The Cabaret Law did not target black venues when allegedly not allowing jazz instruments in non-licensed establishments.

When challenged, those having a belief that the Cabaret Law was racist justify their belief by claiming that the Cabaret Law allowed classical music instruments playing in non-licensed establishment, and prohibited typical jazz instruments thereby targeting black establishments. There are several problems with this claim: those provisions were placed in the Cabaret Law in 1961 as a way to liberalize the law allowing some live musical performance. This belief ignored the large number of non-black musicians playing jazz during the Jazz Age and the Flapper era. The second reason oft cited for this belief in the language to the introduction of the 1926 bill.

The Muchmore litigation irresponsibly represented to the Court that the 1926 law contained these limitation to three musicians and types of instruments. This was blatantly false. Showing discriminatory intent would allow the Court to grant attorneys fees under a specific statutory provision.

The Cabaret Law when adopted had no provisions relating to musical instruments or types of musical instruments. Believe your eyes by reading the original text of the law.

Muchmore falsey stated in its amended complaint at paragraphs 19  and 20.  https://storage.courtlistener.com/recap/gov.uscourts.nyed.361180.4.0.pdf

“19.The discriminatory intent behind the Cabaret Law is further demonstrated through the Cabaret Law’s original language prohibiting musical instruments commonly used in jazz music, including wind, brass and percussion instruments, and exempting instruments commonly used by white musicians, including piano, organ, accordion, guitar and stringed instruments.”

“20. The Cabaret Law was a direct response to the Harlem Renaissance, and its original text and legislative history make clear that it was targeted at black musicians and inter-racial association.”

Muchmore then in the next paragraphs  misleadingly referred to Chiasson 1. There is nothing in Chiasson I which states that the provision  was in the “original text of the law.”  Chiasson 1 clearly describes that these provision were not included until 1971.

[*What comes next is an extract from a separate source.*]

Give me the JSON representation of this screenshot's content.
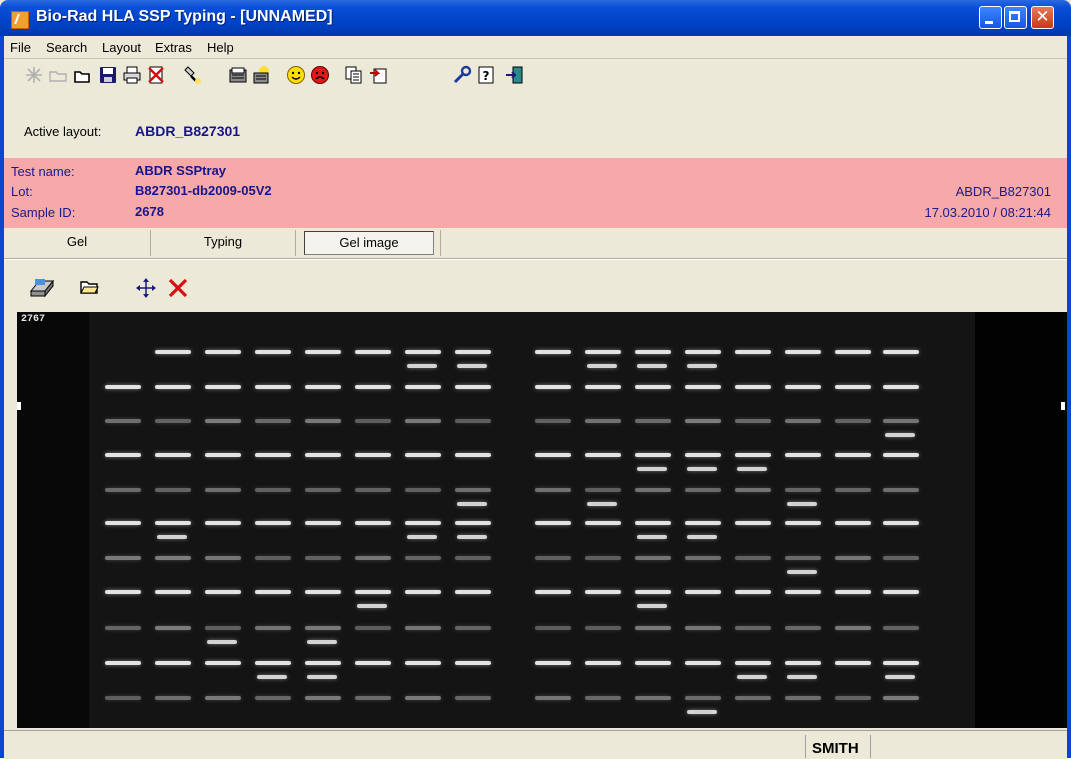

“The original text of the law targeted wind, brass and percussion instruments, commonly used in jazz music, while permitting piano, organ, accordion, guitar and stringed instruments. See Chiasson v. New York City Dept. of Consumer Affairs, 505 N.Y.S.2d 499 (Sup. Ct. N.Y. Co. 1986). [Chiasson I].”  (emphasis supplied)”

See Amicus Letter https://storage.courtlistener.com/recap/gov.uscourts.nyed.361180/gov.uscourts.nyed.361180.33.1.pdf

Chiasson I:

“In 1936, the definition of a cabaret was amended to add the exception for mechanically reproduced music and for a player piano. In 1961, the administration of the law was transferred to the Department of Licenses (now under the Department of Consumer Affairs) and a special licensing system for coffeehouses was established. Local Laws, 1961, No. 95 of City of New York provided an exception for those “coffee houses” which provided incidental musical entertainment without dancing, either by mechanical devices, or by not more than three persons playing piano, organ, accordion, guitar, or any other string instrument. Thus, only certain coffeehouses had to be licensed, others which provided only incidental musical entertainment did not.”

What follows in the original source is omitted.